[Hated moneybags "Carl Wheeler" sent me this guest review. The lazy fuck. -Ed.]
Hello all, Carl again. I was going to write a post about the last comic - the one where a conversation about google plus ends, hilarious, with a crossbow deflating a basketball - but Rob pretty much covered the main issues there (the main issue was: WHY IS THIS HAPPENING). It seemed like such a bad comic, by xkcd standards, that I figured I would have to wait at least a few weeks before another one came along that inspired enough wrath for me to write about it. Well I was wrong.
Actually, that's unfair. This comic doesn't inspire wrath in me, the way some used to. This is just extreme puzzlement, and disappointment.
As you may know / remember / guess, I never liked these google-search-result comics. For one thing, the number of results that google tells you it has are notoriously unreliable, sometimes by an order of magnitude or more. For another, Randall seems to take as gospel that these results are direct proxies for whatever it is that he is interested in.

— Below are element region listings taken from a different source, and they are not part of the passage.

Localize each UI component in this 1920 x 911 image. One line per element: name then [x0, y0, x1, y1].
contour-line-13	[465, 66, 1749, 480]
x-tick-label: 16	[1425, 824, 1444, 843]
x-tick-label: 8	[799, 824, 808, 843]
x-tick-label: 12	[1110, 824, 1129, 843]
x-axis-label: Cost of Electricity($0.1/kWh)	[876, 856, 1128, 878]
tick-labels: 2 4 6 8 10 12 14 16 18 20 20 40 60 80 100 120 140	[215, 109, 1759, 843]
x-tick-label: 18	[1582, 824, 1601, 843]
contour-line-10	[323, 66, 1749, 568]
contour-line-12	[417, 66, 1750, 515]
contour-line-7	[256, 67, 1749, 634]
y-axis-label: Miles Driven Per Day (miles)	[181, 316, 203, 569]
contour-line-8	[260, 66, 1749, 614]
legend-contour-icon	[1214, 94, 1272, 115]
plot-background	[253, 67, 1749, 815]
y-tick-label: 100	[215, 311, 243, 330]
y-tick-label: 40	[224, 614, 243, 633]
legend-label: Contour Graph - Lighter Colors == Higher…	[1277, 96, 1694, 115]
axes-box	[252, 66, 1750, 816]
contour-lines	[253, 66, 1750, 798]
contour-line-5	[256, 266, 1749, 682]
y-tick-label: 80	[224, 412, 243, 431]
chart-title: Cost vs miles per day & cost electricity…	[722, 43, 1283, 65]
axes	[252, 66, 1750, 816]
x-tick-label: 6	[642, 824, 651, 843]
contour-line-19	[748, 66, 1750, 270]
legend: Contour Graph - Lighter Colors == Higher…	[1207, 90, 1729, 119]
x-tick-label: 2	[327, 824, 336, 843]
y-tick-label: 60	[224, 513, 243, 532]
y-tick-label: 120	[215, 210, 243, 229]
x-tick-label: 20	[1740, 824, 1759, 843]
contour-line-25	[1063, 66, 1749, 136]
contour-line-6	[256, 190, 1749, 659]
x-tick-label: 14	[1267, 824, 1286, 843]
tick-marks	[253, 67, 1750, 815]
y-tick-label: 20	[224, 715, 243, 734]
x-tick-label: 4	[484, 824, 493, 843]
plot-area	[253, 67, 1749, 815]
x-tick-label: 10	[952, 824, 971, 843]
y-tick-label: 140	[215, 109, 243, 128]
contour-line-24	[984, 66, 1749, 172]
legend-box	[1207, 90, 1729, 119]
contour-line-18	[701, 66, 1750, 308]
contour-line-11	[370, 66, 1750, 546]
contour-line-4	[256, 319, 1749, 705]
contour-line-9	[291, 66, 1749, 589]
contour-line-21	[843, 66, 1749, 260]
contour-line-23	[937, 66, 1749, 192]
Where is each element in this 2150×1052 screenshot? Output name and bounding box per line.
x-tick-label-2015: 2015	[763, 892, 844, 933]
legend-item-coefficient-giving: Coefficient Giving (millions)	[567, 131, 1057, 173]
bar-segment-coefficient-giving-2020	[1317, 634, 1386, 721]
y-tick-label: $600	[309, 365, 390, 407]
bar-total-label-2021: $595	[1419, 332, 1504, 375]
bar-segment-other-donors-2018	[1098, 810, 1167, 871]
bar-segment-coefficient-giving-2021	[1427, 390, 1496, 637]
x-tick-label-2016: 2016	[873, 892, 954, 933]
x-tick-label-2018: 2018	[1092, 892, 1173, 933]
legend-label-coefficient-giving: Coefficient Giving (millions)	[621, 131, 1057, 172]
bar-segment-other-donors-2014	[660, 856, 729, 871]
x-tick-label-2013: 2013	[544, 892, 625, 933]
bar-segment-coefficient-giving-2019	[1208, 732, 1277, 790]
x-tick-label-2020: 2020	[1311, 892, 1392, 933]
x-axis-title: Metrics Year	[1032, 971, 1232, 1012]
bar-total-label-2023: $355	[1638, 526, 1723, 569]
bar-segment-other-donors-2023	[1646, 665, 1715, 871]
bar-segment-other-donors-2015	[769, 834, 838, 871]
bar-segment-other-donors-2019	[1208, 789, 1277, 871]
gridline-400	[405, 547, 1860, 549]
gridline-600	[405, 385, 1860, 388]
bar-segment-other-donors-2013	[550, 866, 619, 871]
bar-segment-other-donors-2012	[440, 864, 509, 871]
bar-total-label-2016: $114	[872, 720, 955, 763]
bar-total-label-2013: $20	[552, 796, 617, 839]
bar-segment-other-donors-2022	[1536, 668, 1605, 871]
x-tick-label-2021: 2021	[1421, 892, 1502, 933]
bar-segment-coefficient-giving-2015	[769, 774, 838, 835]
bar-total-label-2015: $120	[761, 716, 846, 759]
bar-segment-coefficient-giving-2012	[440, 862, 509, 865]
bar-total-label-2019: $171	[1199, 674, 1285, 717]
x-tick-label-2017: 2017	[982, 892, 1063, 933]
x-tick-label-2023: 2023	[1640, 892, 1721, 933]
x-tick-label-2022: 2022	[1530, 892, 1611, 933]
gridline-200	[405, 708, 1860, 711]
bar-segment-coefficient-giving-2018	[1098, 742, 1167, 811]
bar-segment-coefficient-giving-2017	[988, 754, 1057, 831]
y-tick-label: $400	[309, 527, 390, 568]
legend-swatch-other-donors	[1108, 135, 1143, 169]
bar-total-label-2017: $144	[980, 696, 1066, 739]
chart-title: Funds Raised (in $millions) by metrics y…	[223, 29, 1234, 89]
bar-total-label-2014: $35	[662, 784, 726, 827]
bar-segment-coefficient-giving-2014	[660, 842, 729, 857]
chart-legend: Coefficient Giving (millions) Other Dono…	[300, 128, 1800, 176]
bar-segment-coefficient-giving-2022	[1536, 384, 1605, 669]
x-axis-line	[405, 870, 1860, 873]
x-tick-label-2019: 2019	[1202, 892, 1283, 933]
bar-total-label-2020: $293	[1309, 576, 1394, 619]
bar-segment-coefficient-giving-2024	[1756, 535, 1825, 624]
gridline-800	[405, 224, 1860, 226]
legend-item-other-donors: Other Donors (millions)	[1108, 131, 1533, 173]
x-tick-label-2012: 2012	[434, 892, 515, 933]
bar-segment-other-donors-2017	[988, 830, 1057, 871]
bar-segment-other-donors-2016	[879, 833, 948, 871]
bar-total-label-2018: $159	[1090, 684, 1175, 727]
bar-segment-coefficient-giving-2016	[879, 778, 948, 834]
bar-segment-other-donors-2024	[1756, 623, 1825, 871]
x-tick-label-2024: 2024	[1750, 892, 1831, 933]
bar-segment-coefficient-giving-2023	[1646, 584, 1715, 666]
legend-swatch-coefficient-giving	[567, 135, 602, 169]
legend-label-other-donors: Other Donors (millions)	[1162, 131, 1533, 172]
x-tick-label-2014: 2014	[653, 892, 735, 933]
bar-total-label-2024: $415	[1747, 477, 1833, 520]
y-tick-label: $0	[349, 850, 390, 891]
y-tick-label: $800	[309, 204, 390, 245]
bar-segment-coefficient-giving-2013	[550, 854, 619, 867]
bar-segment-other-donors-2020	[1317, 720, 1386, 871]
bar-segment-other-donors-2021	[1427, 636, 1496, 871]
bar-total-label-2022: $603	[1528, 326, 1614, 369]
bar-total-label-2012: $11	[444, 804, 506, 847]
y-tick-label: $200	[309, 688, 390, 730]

For example, a few years ago, he wrote a comic about google search results for "I should have kissed her" vs "I shouldn't have kissed her." But just looking at the number of results for each one is a terrible measure of whether more people regret kissing versus the number of people who regret not kissing. Plenty of people don't put that stuff online! As a scientist, I'm really kind of surprised Randall thinks that this logic is ok. It's very clearly not.
A similar problem exists here, though it's worse in every imaginable way. For one thing, this research isn't trying to answer an interesting question. For all its flaws, the kissing google search was at least trying to answer the question "is it better to kiss this person and maybe regret it, or not kiss them and maybe regret that?" which I think we can all agree is a pretty interesting question (even if his method of answering has many flaws). But this comic is asking - what, exactly? I guess it's something like "which day of the week do certain things happen on?" That's - that's not very interesting. Take the three most correlated phrase/day pairs:
--Church is strongly associated with Sunday
--Getting drunk is strongly associated with Friday and Saturday
--Ladies night is strongly associated with Wednesday.
# 1 and # 2 are fairly obvious, and #3 is boring. Unless we can learn that there is an interesting reason why ladies night is on wednesday, I don't see how anyone can react to this with more than a "huh."
And those are the best ones! Look in the center and you see things like "[blank]day sucked" or "due on [blank]day." None of them are interesting at all! The dark purple is probably my favorite: "Announced [blank]day." What is that, even? That seems like such a vague term that it could encompass almost any type of event, and when it's that vague, hey, guess what: people are just not going to care.
The other problem is that the text is way crazy small, and constantly overlapping. It makes it very hard to read even the large version, and downright impossible for the regular size.
It's not the clearest way of presenting this data, either. I don't think the polar graph is the best way to go about it, but even it was, wouldn't it have been easier to just use solid lines of different colors and then have a key for which phrase each line represents? This post in the forums is exactly in line with my own feelings.
Actually, is it possible that the forums have gotten to be better? Seems like there's a good debate going about this comic.I find much that I agree with. What a strange experience!